As of 2024, we custody £10 trillion, ranking among the world’s largest custodian banks. Compared to peers, we hold full licenses combining G-SIB-level risk control, securities settlement, and fund services, delivering one-stop global custody for mega pension and sovereign funds at lower cost, faster settlement, and stricter compliance.
Because we custody over 10% of global GDP and serve more than 300 G-SIBs and insurers. Any disruption would trigger systemic risk. The designation brings tougher capital, liquidity, and resolution requirements, but also stronger credit endorsement and lower funding costs.
It will be determined by two equally weighted indicators:
The pool comes from the Group’s own liquidity. Maximum per investor is capped at 0.5% of the pool, with a strict 14-day term and automatic return of principal. All trading stays within our compliance system, eliminating credit risk.
We combine the world’s largest custody network with active management expertise, offering “passive + enhanced + crypto” ETFs on one platform with average fees 18bp lower and rare T+0 real-time creation/redemption.

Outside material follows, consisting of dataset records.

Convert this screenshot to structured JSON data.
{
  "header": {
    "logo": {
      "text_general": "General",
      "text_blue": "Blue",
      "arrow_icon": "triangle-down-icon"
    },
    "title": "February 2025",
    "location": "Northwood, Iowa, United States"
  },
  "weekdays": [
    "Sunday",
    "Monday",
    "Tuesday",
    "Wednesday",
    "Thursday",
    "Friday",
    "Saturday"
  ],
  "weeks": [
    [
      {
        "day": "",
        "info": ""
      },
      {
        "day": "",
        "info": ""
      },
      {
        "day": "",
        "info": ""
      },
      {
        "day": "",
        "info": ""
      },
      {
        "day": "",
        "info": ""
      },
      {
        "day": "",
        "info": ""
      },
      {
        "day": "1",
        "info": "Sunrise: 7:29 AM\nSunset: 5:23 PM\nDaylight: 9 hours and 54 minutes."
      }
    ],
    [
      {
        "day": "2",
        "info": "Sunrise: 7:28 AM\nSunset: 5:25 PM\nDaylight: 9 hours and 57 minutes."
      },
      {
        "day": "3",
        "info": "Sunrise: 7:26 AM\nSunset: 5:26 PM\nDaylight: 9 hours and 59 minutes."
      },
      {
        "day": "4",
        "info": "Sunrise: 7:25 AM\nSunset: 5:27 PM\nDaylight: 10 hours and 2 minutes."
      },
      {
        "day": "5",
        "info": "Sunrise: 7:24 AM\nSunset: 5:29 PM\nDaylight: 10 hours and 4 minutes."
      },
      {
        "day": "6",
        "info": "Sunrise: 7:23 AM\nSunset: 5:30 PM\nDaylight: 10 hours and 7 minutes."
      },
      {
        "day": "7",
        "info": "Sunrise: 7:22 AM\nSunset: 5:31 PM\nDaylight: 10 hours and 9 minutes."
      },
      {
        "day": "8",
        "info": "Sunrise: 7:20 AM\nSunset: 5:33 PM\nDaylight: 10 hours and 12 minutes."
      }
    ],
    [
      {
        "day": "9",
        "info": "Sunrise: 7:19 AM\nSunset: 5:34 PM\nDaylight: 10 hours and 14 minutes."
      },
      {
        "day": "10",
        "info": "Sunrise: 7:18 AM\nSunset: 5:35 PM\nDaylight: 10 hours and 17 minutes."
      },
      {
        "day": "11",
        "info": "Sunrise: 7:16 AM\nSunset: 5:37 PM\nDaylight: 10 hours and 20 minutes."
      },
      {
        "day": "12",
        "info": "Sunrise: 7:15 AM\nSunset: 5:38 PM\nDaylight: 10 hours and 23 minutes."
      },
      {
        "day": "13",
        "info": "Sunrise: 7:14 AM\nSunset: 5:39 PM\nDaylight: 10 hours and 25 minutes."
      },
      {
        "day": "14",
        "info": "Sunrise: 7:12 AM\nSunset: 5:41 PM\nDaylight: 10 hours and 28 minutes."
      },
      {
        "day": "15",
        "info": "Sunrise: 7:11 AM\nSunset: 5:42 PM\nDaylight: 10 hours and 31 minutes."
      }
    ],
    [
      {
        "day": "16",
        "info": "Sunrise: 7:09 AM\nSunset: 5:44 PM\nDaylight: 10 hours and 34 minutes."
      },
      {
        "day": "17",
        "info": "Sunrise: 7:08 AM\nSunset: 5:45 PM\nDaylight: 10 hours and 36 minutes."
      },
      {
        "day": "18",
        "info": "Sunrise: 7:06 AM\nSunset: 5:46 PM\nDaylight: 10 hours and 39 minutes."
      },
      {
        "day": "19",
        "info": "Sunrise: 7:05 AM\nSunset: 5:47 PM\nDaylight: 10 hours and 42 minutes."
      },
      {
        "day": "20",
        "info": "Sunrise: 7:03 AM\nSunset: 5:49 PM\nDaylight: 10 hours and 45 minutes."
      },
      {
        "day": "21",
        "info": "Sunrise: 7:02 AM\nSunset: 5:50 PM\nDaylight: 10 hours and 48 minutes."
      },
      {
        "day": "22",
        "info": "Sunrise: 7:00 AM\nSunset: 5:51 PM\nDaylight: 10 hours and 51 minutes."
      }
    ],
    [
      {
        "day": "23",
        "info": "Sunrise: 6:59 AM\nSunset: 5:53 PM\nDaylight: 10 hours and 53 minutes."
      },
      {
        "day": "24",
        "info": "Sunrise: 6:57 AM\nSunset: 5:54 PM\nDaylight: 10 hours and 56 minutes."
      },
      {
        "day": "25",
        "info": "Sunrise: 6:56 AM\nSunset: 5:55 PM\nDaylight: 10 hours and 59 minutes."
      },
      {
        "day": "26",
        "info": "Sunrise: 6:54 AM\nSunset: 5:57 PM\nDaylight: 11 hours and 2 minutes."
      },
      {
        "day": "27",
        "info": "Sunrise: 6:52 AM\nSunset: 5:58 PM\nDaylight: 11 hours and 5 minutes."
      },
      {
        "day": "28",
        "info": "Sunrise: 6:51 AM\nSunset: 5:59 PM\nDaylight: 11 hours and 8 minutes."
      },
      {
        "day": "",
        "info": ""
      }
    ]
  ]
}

1) Institutional pricing and liquidity (30–50bp tighter spreads;
2) Access to global primary and private placements;
3) Family-office-level tax and succession planning—delivering 2.8% higher annualized after-tax returns vs. retail over the past three years.
Jakarta aims to spur spending via December discounts on flights and groceries amid economic slowdown; economists fear presidential power grabs.
The IMF highlights that 2025 trade tensions and nonbank intermediary growth heighten financial stability risks, with market valuations returning to stretched levels.
As expected, the Federal Reserve announced a 25 basis point rate cut, bringing the benchmark interest rate down to a range of 3.50%-3.75%, with only one more rate cut planned for 2026.
National disaster agency estimates 51.8 trillion rupiah ($3.2B) for Sumatra flood and landslide recovery; over 900 dead, 1M displaced.